As part of a gradual move towards supporting a self-install FTTC product, Openreach is to run a microfilter technical trial. Currently a FTTC install involves the engineer fitting an interstitial plate to the master socket, that provides a filtered socket for the VDSL2 service (a NTE5 master socket is provided if one is not present). Engineers can run a data extension from this socket for up to 30 metres to allow the modem to be located in a more convenient location.
The microfilters in the trial will be the BT MF50 model, which has been been used for the ADSL and ADSL2+ services for many years. During the trial an engineer will still attend to deliver and test the Openreach VDSL2 modem. Assuming micro-filters provide a reasonable service, then specifications can be finalised and we may see trials of self-installs taking place in the not too distant future with broadband providers supplying their own integrated VDSL2 modem/router.
The trial is on a relatively small scale, looking at 300 triallists by 30th May located in the Glasgow and North West England regions. The limits will make it easier to assess what effect the use of filters has on both the triallists and other users connections in the area.
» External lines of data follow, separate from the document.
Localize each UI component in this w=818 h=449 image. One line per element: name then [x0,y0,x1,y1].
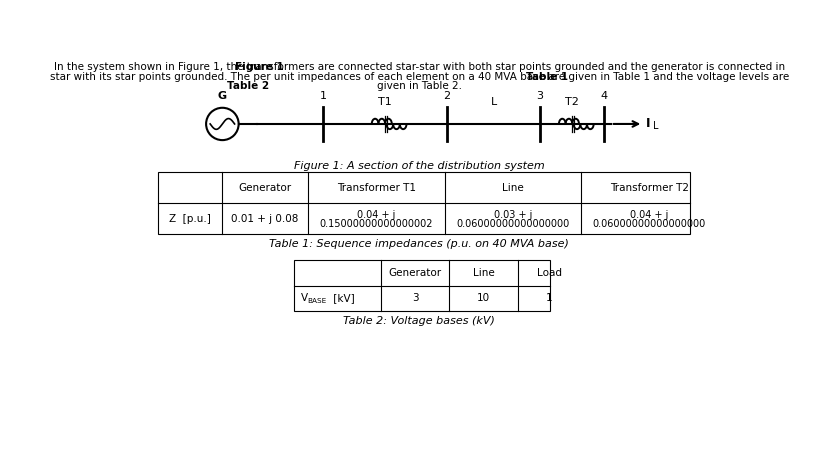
Text: Table 2: Table 2 [227,81,269,91]
Text: Generator: Generator [389,268,442,278]
Text: Figure 1: A section of the distribution system: Figure 1: A section of the distribution … [294,161,545,171]
Text: Generator: Generator [238,183,291,193]
Text: 3: 3 [412,293,419,304]
Text: given in Table 2.: given in Table 2. [377,81,461,91]
Text: 3: 3 [537,91,544,101]
Text: 2: 2 [443,91,451,101]
Text: Figure 1: Figure 1 [236,62,284,72]
Text: 0.04 + j: 0.04 + j [357,210,396,220]
Text: V: V [301,293,308,304]
Text: T2: T2 [565,97,579,107]
Text: 1: 1 [546,293,553,304]
Text: 10: 10 [477,293,490,304]
Text: Transformer T2: Transformer T2 [610,183,689,193]
Text: G: G [218,91,227,101]
Text: 0.04 + j: 0.04 + j [630,210,668,220]
Text: 4: 4 [601,91,608,101]
Text: Table 1: Table 1 [526,71,569,82]
Text: T1: T1 [378,97,392,107]
Text: 0.03 + j: 0.03 + j [494,210,533,220]
Text: Transformer T1: Transformer T1 [337,183,416,193]
Bar [294,260,551,311]
Text: Load: Load [537,268,562,278]
Text: In the system shown in Figure 1, the transformers are connected star-star with b: In the system shown in Figure 1, the tra… [54,62,784,72]
Text: Line: Line [502,183,524,193]
Text: star with its star points grounded. The per unit impedances of each element on a: star with its star points grounded. The … [50,71,789,82]
Text: [kV]: [kV] [330,293,355,304]
Text: 1: 1 [320,91,326,101]
Text: 0.06000000000000000: 0.06000000000000000 [593,219,706,229]
Text: Z  [p.u.]: Z [p.u.] [169,214,211,224]
Text: 0.06000000000000000: 0.06000000000000000 [456,219,569,229]
Text: BASE: BASE [308,298,327,304]
Text: L: L [653,121,658,131]
Text: 0.15000000000000002: 0.15000000000000002 [320,219,434,229]
Text: 0.01 + j 0.08: 0.01 + j 0.08 [231,214,299,224]
Text: Line: Line [473,268,494,278]
Text: Table 2: Voltage bases (kV): Table 2: Voltage bases (kV) [344,316,495,326]
Text: L: L [491,97,497,107]
Bar [158,172,690,234]
Text: Table 1: Sequence impedances (p.u. on 40 MVA base): Table 1: Sequence impedances (p.u. on 40… [269,239,569,249]
Text: I: I [646,118,651,131]
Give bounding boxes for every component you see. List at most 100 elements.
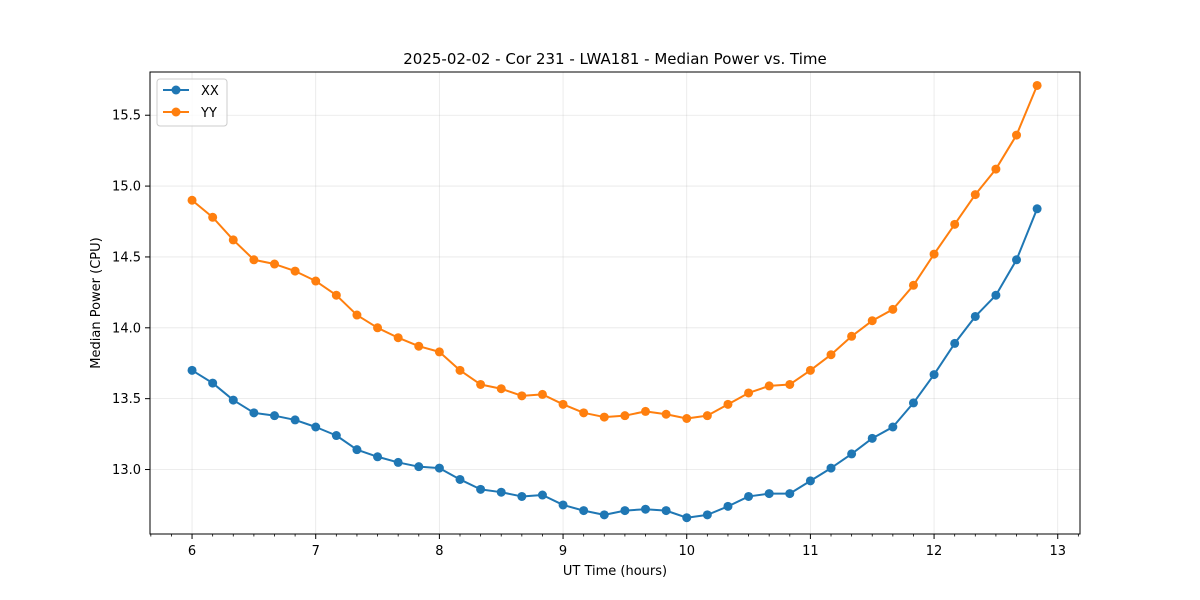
data-point-xx xyxy=(805,476,815,486)
data-point-yy xyxy=(187,195,197,205)
data-point-xx xyxy=(1032,204,1042,214)
data-point-xx xyxy=(867,433,877,443)
data-point-yy xyxy=(991,164,1001,174)
data-point-xx xyxy=(661,506,671,516)
x-tick-label: 8 xyxy=(435,544,443,559)
data-point-yy xyxy=(805,365,815,375)
data-point-yy xyxy=(311,276,321,286)
axis-ticks: 6 7 8 9 10 11 12 13 13.0 13.5 14.0 14.5 15.0 15.5 xyxy=(112,109,1079,559)
data-point-yy xyxy=(1012,130,1022,140)
data-point-xx xyxy=(476,484,486,494)
data-point-xx xyxy=(249,408,259,418)
data-point-yy xyxy=(579,408,589,418)
data-point-xx xyxy=(269,411,279,421)
data-point-xx xyxy=(991,290,1001,300)
data-point-yy xyxy=(661,409,671,419)
y-tick-label: 14.0 xyxy=(112,321,141,336)
x-tick-label: 11 xyxy=(802,544,819,559)
data-point-xx xyxy=(641,504,651,514)
x-tick-label: 12 xyxy=(926,544,943,559)
x-tick-label: 6 xyxy=(188,544,196,559)
data-point-yy xyxy=(290,266,300,276)
data-point-xx xyxy=(785,489,795,499)
data-point-xx xyxy=(311,422,321,432)
data-point-yy xyxy=(826,350,836,360)
legend-label-xx: XX xyxy=(201,84,219,99)
y-axis-label: Median Power (CPU) xyxy=(89,237,104,368)
data-point-xx xyxy=(187,365,197,375)
data-point-yy xyxy=(269,259,279,269)
data-point-yy xyxy=(620,411,630,421)
data-point-yy xyxy=(373,323,383,333)
data-point-xx xyxy=(888,422,898,432)
data-point-xx xyxy=(764,489,774,499)
data-point-yy xyxy=(599,412,609,422)
x-tick-label: 10 xyxy=(678,544,695,559)
legend-label-yy: YY xyxy=(200,106,217,121)
data-point-yy xyxy=(908,280,918,290)
y-tick-label: 13.5 xyxy=(112,392,141,407)
data-point-yy xyxy=(455,365,465,375)
data-point-yy xyxy=(970,190,980,200)
legend: XX YY xyxy=(156,78,228,127)
data-point-xx xyxy=(723,501,733,511)
data-point-xx xyxy=(744,491,754,501)
data-point-xx xyxy=(702,510,712,520)
data-point-xx xyxy=(455,474,465,484)
data-point-xx xyxy=(228,395,238,405)
data-point-yy xyxy=(228,235,238,245)
data-point-yy xyxy=(744,388,754,398)
legend-marker-xx xyxy=(171,85,181,95)
data-point-yy xyxy=(641,406,651,416)
data-point-yy xyxy=(723,399,733,409)
data-point-yy xyxy=(558,399,568,409)
x-tick-label: 13 xyxy=(1049,544,1066,559)
data-point-xx xyxy=(352,445,362,455)
data-point-yy xyxy=(414,341,424,351)
x-axis-label: UT Time (hours) xyxy=(563,564,667,579)
data-point-yy xyxy=(517,391,527,401)
data-series xyxy=(187,80,1042,523)
data-point-yy xyxy=(496,384,506,394)
data-point-yy xyxy=(537,389,547,399)
data-point-yy xyxy=(476,379,486,389)
data-point-yy xyxy=(249,255,259,265)
data-point-yy xyxy=(331,290,341,300)
grid-lines xyxy=(150,72,1080,534)
data-point-yy xyxy=(682,414,692,423)
plot-frame xyxy=(149,71,1081,535)
data-point-yy xyxy=(393,333,403,343)
data-point-yy xyxy=(434,347,444,357)
data-point-yy xyxy=(764,381,774,391)
data-point-yy xyxy=(1032,80,1042,90)
data-point-xx xyxy=(434,463,444,473)
data-point-yy xyxy=(847,331,857,341)
y-tick-label: 15.5 xyxy=(112,109,141,124)
data-point-xx xyxy=(537,490,547,500)
data-point-xx xyxy=(970,311,980,321)
data-point-yy xyxy=(950,219,960,229)
x-tick-label: 9 xyxy=(559,544,567,559)
data-point-xx xyxy=(331,431,341,441)
data-point-yy xyxy=(352,310,362,320)
data-point-xx xyxy=(682,513,692,523)
y-tick-label: 15.0 xyxy=(112,180,141,195)
data-point-xx xyxy=(579,506,589,516)
legend-marker-yy xyxy=(171,107,181,117)
data-point-xx xyxy=(1012,255,1022,265)
data-point-xx xyxy=(950,338,960,348)
data-point-xx xyxy=(496,487,506,497)
data-point-xx xyxy=(208,378,218,388)
data-point-yy xyxy=(888,304,898,314)
data-point-xx xyxy=(826,463,836,473)
data-point-yy xyxy=(867,316,877,326)
y-tick-label: 13.0 xyxy=(112,463,141,478)
data-point-yy xyxy=(929,249,939,259)
data-point-xx xyxy=(393,457,403,467)
data-point-xx xyxy=(290,415,300,425)
data-point-yy xyxy=(785,379,795,389)
data-point-xx xyxy=(373,452,383,462)
data-point-xx xyxy=(620,506,630,516)
data-point-yy xyxy=(208,212,218,222)
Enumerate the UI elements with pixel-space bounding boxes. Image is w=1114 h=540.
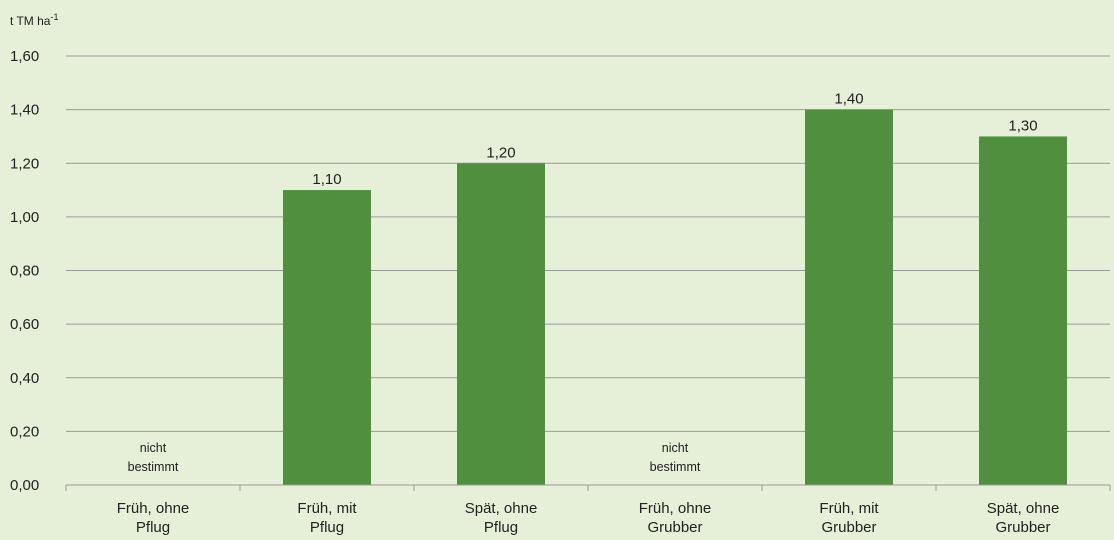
- x-tick-label: Früh, mit Grubber: [819, 500, 879, 536]
- x-tick-label: Spät, ohne Pflug: [465, 500, 538, 536]
- y-tick-label: 1,00: [10, 209, 39, 226]
- data-label: 1,20: [486, 144, 515, 161]
- x-tick-label: Früh, mit Pflug: [297, 500, 357, 536]
- data-labels: nicht bestimmt 1,10 1,20 nicht bestimmt 1,40 1,…: [128, 91, 1038, 474]
- bar: [457, 163, 545, 485]
- x-axis: Früh, ohne Pflug Früh, mit Pflug Spät, ohne P…: [65, 484, 1111, 536]
- y-tick-label: 1,60: [10, 48, 39, 65]
- data-label: 1,10: [312, 171, 341, 188]
- bar: [805, 109, 893, 485]
- gridlines: [66, 55, 1110, 432]
- x-tick-label: Früh, ohne Grubber: [639, 500, 712, 536]
- data-label: 1,40: [834, 91, 863, 108]
- y-tick-label: 0,80: [10, 263, 39, 280]
- x-tick-label: Früh, ohne Pflug: [117, 500, 190, 536]
- y-tick-label: 1,20: [10, 155, 39, 172]
- bar: [283, 190, 371, 485]
- y-tick-label: 0,00: [10, 477, 39, 494]
- bars: [283, 109, 1067, 485]
- not-determined-note: nicht bestimmt: [128, 441, 179, 474]
- y-axis-unit-label: t TM ha-1: [10, 12, 58, 28]
- y-tick-label: 1,40: [10, 102, 39, 119]
- bar: [979, 136, 1067, 485]
- y-tick-label: 0,20: [10, 423, 39, 440]
- y-tick-label: 0,60: [10, 316, 39, 333]
- x-tick-label: Spät, ohne Grubber: [987, 500, 1060, 536]
- y-axis-ticks: 0,00 0,20 0,40 0,60 0,80 1,00 1,20 1,40 1,60: [10, 48, 39, 494]
- y-tick-label: 0,40: [10, 370, 39, 387]
- data-label: 1,30: [1008, 117, 1037, 134]
- not-determined-note: nicht bestimmt: [650, 441, 701, 474]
Due to its use of higher frequencies, VDSL2 is known to be more prone to radio frequency (RF) interference picked up by extension wiring in a property. Hence Openreach usually elect to filter at the entry point to a property. The trial will help to provide data on this outside the laboratory. With VDSL2, every metre of cable can have a dramatic effect, and with many households having extensions that do not use twisted pairs these effects can be even worse.